My eyes widened. "About my
gift
?" I
sputtered. "Are you crazy? I told you, I could never do that! It would
kill them. It would kill me!"

He leaned forward. "I understand what happened
before," he said earnestly. "You were a child, and your parents were
frightened. But can't you see that things are different now? You're practically
an adult. You're well adjusted in every way. Do you really think that if you
told your parents the truth, they would believe that you were mentally ill?
Please, Kali. Give them some credit. If you explain
everything
,
including how you lied on purpose back then just to make everyone stop worrying
about you, they'll believe you now. How could they not? They know you're smart,
they know you're sane. But they've seen for themselves how you react when
you're in a place with strong emotions attached. They'll put it all together,
and they'll know you're telling the truth.

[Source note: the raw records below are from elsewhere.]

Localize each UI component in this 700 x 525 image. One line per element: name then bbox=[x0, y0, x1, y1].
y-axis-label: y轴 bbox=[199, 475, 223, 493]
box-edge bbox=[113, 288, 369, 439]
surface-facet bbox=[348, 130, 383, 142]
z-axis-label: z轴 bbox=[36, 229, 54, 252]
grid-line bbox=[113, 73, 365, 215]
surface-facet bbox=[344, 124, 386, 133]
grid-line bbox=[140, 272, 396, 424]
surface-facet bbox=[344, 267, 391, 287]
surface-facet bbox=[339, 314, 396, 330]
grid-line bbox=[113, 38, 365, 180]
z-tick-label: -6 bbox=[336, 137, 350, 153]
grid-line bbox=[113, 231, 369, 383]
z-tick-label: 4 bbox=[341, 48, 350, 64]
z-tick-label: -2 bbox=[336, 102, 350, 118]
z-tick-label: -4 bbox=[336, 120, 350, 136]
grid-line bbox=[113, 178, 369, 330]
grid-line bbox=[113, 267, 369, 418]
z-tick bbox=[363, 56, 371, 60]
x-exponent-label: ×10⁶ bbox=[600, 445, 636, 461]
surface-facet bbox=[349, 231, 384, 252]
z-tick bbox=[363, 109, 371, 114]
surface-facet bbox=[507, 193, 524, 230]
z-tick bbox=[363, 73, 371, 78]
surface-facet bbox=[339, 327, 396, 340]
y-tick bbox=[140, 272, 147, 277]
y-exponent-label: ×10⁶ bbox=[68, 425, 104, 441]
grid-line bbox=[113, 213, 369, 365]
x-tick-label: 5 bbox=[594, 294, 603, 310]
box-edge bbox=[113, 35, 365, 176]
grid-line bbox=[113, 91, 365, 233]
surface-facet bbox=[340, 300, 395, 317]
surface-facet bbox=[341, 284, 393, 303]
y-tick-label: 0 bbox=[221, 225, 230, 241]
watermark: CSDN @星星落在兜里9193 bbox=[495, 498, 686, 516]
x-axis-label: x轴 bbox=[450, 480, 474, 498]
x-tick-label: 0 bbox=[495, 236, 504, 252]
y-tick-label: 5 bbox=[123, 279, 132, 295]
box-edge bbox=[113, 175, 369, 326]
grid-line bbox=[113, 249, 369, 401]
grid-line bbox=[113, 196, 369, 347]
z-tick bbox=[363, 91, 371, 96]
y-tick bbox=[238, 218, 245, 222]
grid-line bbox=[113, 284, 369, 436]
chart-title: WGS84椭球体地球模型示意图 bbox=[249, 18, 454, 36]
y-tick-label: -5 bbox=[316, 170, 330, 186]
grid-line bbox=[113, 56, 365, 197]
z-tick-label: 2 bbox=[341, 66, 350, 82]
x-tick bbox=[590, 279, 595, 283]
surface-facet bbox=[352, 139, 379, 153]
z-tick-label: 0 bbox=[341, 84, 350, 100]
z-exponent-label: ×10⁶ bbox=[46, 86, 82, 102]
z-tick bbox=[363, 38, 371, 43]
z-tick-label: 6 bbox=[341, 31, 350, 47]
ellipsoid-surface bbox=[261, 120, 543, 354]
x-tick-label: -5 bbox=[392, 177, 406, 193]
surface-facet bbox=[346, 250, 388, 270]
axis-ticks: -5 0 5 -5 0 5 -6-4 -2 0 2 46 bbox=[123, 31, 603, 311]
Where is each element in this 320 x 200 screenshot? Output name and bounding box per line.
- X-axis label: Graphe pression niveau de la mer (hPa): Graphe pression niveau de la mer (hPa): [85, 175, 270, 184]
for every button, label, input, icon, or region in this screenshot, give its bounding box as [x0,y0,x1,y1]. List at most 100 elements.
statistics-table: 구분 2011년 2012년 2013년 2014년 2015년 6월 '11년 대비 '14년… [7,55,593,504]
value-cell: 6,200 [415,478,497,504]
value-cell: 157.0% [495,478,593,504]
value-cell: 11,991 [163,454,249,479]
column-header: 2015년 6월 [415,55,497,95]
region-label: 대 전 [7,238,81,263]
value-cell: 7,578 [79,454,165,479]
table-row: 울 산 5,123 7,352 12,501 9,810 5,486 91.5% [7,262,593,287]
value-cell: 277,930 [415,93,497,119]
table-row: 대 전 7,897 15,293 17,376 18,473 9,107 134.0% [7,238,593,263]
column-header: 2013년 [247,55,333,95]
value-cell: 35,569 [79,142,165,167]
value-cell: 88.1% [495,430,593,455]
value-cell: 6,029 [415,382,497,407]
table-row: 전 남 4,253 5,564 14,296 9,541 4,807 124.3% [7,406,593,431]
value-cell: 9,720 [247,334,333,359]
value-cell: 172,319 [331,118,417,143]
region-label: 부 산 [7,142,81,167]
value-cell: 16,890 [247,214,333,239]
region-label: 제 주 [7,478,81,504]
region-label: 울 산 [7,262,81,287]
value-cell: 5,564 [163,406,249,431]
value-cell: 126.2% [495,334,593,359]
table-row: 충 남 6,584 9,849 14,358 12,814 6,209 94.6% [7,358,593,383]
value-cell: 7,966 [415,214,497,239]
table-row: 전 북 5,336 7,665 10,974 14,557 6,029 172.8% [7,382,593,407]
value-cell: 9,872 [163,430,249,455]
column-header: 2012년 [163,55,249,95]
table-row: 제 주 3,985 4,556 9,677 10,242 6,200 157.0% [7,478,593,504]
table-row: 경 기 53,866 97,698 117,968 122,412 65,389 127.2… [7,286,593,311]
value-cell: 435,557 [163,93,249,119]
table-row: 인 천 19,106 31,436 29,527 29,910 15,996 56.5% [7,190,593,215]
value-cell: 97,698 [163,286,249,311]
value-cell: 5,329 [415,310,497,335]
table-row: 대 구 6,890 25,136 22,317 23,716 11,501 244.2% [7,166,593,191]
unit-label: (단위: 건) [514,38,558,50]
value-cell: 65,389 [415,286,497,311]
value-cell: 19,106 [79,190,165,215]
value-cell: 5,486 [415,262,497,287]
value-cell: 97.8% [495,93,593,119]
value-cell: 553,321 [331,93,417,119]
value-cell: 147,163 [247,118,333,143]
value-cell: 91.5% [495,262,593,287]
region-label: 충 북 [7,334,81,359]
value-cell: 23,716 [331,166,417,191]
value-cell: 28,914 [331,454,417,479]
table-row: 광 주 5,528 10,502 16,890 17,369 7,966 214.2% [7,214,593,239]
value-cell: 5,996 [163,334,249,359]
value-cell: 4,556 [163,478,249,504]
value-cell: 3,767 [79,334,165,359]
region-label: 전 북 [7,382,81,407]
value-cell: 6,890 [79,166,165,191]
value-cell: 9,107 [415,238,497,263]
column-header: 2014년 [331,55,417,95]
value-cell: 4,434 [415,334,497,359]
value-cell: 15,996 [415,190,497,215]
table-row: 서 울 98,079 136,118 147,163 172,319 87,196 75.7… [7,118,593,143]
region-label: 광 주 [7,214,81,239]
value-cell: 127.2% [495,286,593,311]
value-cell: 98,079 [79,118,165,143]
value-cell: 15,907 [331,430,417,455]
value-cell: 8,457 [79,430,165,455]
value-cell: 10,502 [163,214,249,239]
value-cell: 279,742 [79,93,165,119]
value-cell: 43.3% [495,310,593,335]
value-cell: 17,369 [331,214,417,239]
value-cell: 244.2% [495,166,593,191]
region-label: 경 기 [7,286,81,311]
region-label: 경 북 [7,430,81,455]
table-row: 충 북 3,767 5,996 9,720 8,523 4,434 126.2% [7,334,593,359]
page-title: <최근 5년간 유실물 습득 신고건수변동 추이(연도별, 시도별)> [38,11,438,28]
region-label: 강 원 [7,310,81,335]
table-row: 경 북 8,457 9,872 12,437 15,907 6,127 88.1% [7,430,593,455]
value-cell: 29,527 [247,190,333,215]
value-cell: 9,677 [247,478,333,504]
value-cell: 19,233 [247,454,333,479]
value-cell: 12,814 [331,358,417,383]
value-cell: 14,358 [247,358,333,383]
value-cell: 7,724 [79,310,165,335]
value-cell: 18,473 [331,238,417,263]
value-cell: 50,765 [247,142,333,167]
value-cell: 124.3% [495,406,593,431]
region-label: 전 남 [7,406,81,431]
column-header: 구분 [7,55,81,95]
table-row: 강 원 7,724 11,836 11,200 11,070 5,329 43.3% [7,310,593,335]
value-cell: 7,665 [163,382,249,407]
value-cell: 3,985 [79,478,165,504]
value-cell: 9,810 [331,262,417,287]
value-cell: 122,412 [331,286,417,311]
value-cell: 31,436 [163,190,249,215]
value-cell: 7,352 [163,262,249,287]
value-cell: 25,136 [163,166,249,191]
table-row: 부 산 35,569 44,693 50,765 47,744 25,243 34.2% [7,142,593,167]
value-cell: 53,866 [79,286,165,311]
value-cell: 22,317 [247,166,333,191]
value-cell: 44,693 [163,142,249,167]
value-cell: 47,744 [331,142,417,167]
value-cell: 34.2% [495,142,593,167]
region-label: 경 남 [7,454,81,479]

They may not understand it any
better than you do, but they'll
believe
you, Kali. And they can help
you."

I pushed back my chair and stood up. I couldn't
believe he was laying all this on me now. How dare he try to fix
me!

"Help me?" I repeated angrily. "How
can anyone help me?"

Zane stood up with me, bending down to make his face
level with mine—still holding my gaze, not giving an inch.

"By listening to you!" he thundered.
"By being there for you to talk to. By letting you know that you're not
crazy, and you're not alone. By stopping you from having to lie to everyone you
love every day for the rest of your life!"